The stochastic version makes one additional, important point: in small or fragmented populations, the randomness is large enough to drive either species to zero. This is not a model failure — it reflects the real risk of extinction in small wildlife populations, and is one reason why conservation ecologists work hard to maintain large, connected habitat patches that support large population sizes.
Understanding these dynamics is not just an exam topic. It underlies fisheries management (setting sustainable catch quotas), invasive species control (predicting what happens when you introduce a new predator), and the design of nature reserves.
How the simulation runs
The simulation runs entirely in your browser in JavaScript. Each generation, binomial random variates are sampled using a loop of independent Bernoulli trials — mathematically equivalent to R's rbinom(1, size, prob).

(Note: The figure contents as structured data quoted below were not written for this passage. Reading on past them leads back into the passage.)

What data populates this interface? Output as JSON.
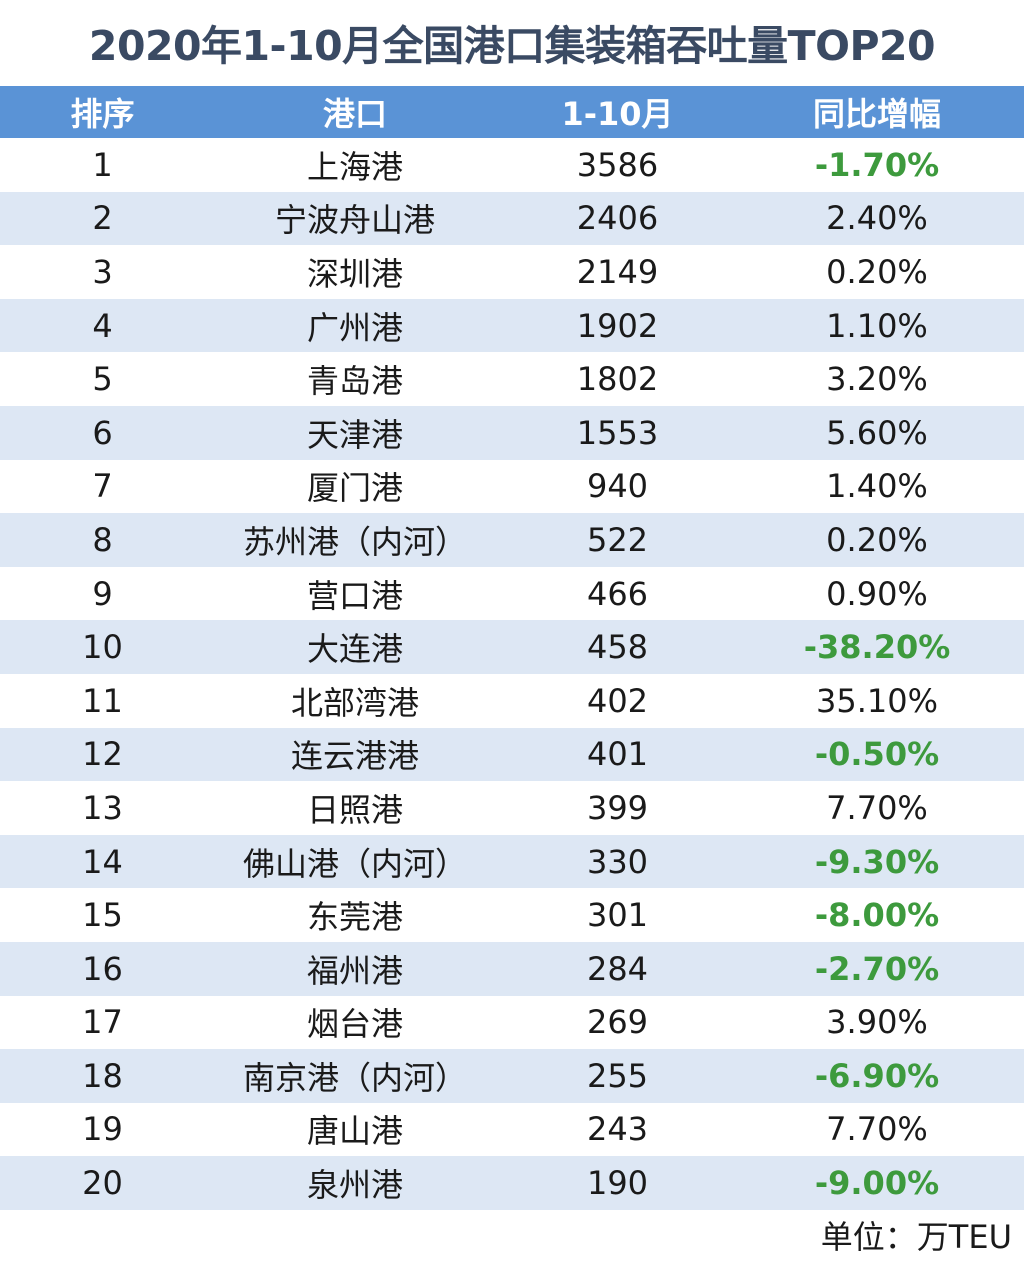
{
  "title": "2020年1-10月全国港口集装箱吞吐量TOP20",
  "unit": "单位：万TEU",
  "colors": {
    "header_bg": "#5a93d6",
    "stripe_bg": "#dde7f4",
    "negative": "#3d9a3d",
    "title": "#3a4a63"
  },
  "chart_data": {
    "type": "table",
    "title": "2020年1-10月全国港口集装箱吞吐量TOP20",
    "columns": [
      "排序",
      "港口",
      "1-10月",
      "同比增幅"
    ],
    "rows": [
      [
        "1",
        "上海港",
        "3586",
        "-1.70%"
      ],
      [
        "2",
        "宁波舟山港",
        "2406",
        "2.40%"
      ],
      [
        "3",
        "深圳港",
        "2149",
        "0.20%"
      ],
      [
        "4",
        "广州港",
        "1902",
        "1.10%"
      ],
      [
        "5",
        "青岛港",
        "1802",
        "3.20%"
      ],
      [
        "6",
        "天津港",
        "1553",
        "5.60%"
      ],
      [
        "7",
        "厦门港",
        "940",
        "1.40%"
      ],
      [
        "8",
        "苏州港（内河）",
        "522",
        "0.20%"
      ],
      [
        "9",
        "营口港",
        "466",
        "0.90%"
      ],
      [
        "10",
        "大连港",
        "458",
        "-38.20%"
      ],
      [
        "11",
        "北部湾港",
        "402",
        "35.10%"
      ],
      [
        "12",
        "连云港港",
        "401",
        "-0.50%"
      ],
      [
        "13",
        "日照港",
        "399",
        "7.70%"
      ],
      [
        "14",
        "佛山港（内河）",
        "330",
        "-9.30%"
      ],
      [
        "15",
        "东莞港",
        "301",
        "-8.00%"
      ],
      [
        "16",
        "福州港",
        "284",
        "-2.70%"
      ],
      [
        "17",
        "烟台港",
        "269",
        "3.90%"
      ],
      [
        "18",
        "南京港（内河）",
        "255",
        "-6.90%"
      ],
      [
        "19",
        "唐山港",
        "243",
        "7.70%"
      ],
      [
        "20",
        "泉州港",
        "190",
        "-9.00%"
      ]
    ]
  }
}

The kill probability formula 1 − exp(−λ × pred) is the Poisson encounter model: it gives the probability that at least one predator encounters a given prey individual, assuming predators search independently. This prevents biologically impossible kill rates above 100%.
A fixed random seed produces identical runs — just as R's set.seed(123) does — allowing reproducible experiments. Selecting "Random" uses a different seed each time, demonstrating the variance inherent in stochastic models.
The model assumes: (1) discrete non-overlapping generations, (2) homogeneous populations with no spatial structure, (3) no carrying capacity on prey, (4) no age structure. Real ecosystems violate all of these, which is why more complex models (e.g. Rosenzweig–MacArthur, stage-structured models) exist. For a rigorous treatment, see May's Stability and Complexity in Model Ecosystems.